Eine ähnliche Disziplin ist das oft mit Parkour verwechselte Freerunning, das eine andere Zielsetzung verfolgt. Hier geht es um Zwanglose Bewegung in beliebiger Umgebung. 

Kreative Turnübungen stehen im Vordergrund und weniger die Effizienz der Fortbewegung wie beim Parkour.

Entwickelt wurden die beiden Sportdisziplinen von David Belle und Sebastien Foucan, zwei Franzosen, die nach anfänglichem gemeinsamen Training ihre jeweils ihre eigenen Disziplinen verfolgten. Freerunning verbreitete sich sehr schnell um die Welt und gewinnt immer mehr Bekanntheit, wodurch es das Interesse von Firmen und Medien weckte.

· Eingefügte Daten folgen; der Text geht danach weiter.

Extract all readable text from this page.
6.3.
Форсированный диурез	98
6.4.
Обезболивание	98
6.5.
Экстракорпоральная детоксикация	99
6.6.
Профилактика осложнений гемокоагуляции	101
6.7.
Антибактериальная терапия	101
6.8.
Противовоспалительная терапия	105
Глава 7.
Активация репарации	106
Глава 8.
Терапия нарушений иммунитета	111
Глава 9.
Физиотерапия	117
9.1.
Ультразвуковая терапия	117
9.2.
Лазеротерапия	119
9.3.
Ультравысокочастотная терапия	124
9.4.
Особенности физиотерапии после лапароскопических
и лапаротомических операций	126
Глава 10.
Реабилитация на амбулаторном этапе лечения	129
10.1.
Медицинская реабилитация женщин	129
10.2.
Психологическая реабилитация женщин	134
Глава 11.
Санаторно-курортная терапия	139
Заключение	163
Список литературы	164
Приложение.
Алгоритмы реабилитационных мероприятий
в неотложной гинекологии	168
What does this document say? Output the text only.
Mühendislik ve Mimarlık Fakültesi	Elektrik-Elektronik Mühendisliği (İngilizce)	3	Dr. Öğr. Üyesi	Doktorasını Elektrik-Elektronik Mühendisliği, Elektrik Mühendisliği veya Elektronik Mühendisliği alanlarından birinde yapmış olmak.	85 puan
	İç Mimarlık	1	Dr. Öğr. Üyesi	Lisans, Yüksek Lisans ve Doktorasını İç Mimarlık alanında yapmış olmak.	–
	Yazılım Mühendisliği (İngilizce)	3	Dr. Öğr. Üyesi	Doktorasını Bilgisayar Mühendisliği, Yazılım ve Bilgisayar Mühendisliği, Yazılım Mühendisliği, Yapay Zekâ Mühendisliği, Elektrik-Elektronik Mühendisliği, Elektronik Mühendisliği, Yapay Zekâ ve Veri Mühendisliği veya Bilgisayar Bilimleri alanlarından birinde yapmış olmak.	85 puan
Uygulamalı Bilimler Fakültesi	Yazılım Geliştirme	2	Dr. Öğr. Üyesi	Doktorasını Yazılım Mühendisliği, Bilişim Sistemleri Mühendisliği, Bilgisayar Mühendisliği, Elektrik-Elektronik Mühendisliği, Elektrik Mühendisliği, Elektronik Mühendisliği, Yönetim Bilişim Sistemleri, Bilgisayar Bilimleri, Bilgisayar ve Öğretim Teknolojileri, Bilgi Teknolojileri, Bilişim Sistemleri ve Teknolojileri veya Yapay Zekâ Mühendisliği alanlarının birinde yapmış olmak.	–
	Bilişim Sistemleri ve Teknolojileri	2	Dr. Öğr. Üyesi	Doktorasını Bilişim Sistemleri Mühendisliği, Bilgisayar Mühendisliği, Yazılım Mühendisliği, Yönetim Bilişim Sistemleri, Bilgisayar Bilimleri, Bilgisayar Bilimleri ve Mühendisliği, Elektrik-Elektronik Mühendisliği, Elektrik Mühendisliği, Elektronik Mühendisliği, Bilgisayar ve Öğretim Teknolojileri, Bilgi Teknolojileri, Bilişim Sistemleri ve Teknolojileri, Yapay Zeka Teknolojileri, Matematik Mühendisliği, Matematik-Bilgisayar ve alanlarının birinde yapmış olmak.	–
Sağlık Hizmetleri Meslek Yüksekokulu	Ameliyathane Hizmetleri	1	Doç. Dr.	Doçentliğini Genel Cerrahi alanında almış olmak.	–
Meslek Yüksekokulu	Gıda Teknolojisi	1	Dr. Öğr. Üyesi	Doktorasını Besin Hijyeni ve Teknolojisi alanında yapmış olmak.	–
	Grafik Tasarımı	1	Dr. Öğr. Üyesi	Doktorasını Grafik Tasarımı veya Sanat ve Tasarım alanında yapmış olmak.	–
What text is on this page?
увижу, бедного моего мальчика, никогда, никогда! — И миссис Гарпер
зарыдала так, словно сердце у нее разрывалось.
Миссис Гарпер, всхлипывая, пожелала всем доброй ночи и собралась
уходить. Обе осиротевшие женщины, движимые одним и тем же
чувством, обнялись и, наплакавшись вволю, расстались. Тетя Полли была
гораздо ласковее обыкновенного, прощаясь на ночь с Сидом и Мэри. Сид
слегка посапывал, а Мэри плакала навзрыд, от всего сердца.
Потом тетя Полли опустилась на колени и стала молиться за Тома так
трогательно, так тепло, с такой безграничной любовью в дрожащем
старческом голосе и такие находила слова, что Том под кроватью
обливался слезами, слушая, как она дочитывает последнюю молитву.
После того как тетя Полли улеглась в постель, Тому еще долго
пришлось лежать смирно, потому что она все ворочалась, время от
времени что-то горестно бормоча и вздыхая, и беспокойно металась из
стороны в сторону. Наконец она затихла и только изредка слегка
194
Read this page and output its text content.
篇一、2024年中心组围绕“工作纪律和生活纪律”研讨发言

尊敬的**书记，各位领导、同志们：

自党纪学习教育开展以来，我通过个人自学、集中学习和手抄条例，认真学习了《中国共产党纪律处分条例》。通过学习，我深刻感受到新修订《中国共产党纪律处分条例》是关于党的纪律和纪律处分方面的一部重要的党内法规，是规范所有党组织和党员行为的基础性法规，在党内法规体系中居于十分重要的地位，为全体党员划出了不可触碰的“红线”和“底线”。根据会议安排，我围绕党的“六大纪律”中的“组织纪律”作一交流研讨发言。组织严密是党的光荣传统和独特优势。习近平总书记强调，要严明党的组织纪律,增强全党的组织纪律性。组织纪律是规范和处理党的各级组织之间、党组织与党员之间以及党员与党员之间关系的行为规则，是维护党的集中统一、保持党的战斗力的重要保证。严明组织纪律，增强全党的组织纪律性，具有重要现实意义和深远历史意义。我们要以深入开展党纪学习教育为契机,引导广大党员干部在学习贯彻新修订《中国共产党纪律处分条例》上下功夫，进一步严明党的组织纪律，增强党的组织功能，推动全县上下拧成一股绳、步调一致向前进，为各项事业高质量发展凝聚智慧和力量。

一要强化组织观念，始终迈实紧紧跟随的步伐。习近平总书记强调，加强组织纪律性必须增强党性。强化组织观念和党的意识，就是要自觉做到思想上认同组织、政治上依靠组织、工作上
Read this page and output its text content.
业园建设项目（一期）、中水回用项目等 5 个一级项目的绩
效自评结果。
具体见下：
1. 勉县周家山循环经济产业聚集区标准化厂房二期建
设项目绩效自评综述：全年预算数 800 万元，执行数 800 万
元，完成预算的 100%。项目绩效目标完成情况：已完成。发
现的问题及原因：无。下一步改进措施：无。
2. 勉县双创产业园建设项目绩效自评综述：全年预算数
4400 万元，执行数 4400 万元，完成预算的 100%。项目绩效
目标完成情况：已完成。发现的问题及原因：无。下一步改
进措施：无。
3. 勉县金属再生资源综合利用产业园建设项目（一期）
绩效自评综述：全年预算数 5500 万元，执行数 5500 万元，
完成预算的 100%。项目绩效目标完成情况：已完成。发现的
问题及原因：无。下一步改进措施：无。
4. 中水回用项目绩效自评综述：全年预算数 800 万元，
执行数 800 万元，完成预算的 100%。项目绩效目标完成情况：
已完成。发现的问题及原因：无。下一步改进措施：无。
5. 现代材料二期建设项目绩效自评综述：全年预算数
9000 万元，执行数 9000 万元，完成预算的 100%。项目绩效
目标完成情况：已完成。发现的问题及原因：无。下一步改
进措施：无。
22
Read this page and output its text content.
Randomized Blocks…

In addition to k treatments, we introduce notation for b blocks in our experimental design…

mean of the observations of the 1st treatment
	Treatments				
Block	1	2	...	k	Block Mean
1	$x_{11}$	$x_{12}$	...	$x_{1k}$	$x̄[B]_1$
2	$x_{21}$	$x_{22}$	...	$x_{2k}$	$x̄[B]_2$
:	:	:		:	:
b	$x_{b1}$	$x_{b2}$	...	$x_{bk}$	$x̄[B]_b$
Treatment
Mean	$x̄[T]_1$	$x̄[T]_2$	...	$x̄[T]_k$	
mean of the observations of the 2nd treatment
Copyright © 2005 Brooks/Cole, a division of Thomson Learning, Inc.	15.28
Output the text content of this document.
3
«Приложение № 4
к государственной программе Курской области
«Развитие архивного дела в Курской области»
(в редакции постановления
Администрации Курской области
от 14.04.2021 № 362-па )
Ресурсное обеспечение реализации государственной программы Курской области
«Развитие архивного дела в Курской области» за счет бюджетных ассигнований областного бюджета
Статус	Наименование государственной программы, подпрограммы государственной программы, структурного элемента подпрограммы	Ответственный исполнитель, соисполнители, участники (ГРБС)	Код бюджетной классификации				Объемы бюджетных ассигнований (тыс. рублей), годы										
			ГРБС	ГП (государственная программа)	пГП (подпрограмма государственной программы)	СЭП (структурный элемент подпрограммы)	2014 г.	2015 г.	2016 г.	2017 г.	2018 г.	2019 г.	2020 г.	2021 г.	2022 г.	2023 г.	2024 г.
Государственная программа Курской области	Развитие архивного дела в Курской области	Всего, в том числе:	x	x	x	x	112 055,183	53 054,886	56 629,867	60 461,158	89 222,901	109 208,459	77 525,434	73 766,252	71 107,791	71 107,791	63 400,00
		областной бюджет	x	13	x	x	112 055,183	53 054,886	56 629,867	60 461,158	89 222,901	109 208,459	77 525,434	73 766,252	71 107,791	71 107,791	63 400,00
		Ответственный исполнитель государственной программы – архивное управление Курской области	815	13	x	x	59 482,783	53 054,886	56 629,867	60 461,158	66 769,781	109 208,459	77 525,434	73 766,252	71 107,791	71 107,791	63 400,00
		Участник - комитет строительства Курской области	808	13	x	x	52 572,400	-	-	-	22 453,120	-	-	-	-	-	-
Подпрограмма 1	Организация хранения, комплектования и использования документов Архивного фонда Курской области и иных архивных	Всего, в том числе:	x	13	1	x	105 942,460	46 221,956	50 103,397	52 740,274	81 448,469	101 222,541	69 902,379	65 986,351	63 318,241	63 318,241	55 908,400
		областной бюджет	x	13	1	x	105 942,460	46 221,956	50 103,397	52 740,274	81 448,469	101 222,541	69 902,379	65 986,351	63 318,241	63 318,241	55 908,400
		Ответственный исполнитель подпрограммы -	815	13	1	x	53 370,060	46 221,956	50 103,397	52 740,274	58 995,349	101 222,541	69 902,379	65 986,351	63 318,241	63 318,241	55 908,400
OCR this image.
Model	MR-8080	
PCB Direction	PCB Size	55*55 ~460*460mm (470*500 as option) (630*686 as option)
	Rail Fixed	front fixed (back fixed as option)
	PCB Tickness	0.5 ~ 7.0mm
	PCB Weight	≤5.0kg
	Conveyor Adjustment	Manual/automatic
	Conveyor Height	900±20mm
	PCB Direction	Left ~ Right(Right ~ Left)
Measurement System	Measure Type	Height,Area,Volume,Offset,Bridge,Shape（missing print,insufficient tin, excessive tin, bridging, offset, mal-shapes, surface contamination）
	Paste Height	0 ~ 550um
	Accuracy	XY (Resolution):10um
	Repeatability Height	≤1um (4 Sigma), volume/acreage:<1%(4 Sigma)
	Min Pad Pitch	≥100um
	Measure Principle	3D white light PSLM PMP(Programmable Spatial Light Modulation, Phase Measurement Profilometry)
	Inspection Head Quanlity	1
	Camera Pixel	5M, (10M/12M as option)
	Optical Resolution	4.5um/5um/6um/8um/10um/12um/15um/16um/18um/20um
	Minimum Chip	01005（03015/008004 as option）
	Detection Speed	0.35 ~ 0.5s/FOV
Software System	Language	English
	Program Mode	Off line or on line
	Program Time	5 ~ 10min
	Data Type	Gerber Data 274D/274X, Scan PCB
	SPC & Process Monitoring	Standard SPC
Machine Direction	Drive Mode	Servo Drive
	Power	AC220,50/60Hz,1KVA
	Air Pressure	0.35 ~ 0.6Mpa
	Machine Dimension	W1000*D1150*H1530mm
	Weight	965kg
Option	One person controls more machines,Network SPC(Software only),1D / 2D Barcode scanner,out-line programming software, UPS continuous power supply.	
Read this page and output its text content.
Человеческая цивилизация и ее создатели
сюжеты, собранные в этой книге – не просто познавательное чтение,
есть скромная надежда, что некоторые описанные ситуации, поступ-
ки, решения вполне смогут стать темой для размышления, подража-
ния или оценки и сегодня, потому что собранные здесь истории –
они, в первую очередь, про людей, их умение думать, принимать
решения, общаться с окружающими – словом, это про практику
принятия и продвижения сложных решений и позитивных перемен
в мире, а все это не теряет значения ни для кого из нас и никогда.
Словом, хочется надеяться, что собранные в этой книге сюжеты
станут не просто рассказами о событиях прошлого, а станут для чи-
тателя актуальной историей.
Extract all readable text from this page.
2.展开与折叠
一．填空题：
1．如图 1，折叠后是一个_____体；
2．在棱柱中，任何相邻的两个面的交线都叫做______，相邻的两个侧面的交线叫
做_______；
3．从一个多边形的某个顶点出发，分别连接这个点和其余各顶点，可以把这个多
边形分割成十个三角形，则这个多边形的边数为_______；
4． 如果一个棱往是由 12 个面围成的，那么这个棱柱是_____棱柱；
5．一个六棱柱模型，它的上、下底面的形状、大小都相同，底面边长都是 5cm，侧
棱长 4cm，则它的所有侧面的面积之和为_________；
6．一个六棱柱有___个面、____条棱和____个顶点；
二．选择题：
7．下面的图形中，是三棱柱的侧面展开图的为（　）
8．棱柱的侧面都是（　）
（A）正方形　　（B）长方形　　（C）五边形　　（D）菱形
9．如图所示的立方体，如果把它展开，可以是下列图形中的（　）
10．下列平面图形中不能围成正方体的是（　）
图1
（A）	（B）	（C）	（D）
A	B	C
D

Auch Mitglieder der Royal Marines ließen sich bereits von der britschen Stuntfirma Urban Freeflow im Freerunning unterrichten. Wie auch immer: Parkour als der gebräuchlichere Begriff ist der ständigen Kreativität und Weiterentwicklung seiner Anhänger und der gewählten Umgebung unterworfen und wird als eine Art Kunstform medial in Bild und Ton verarbeitet und vornehmlich um seiner Selbst willen ausgeübt. Hilfreich für die Verbreitung dieses Sports ist sicherlich auch die Tatsache, dass es keiner sehr umfangreichen Ausrüstung bedarf.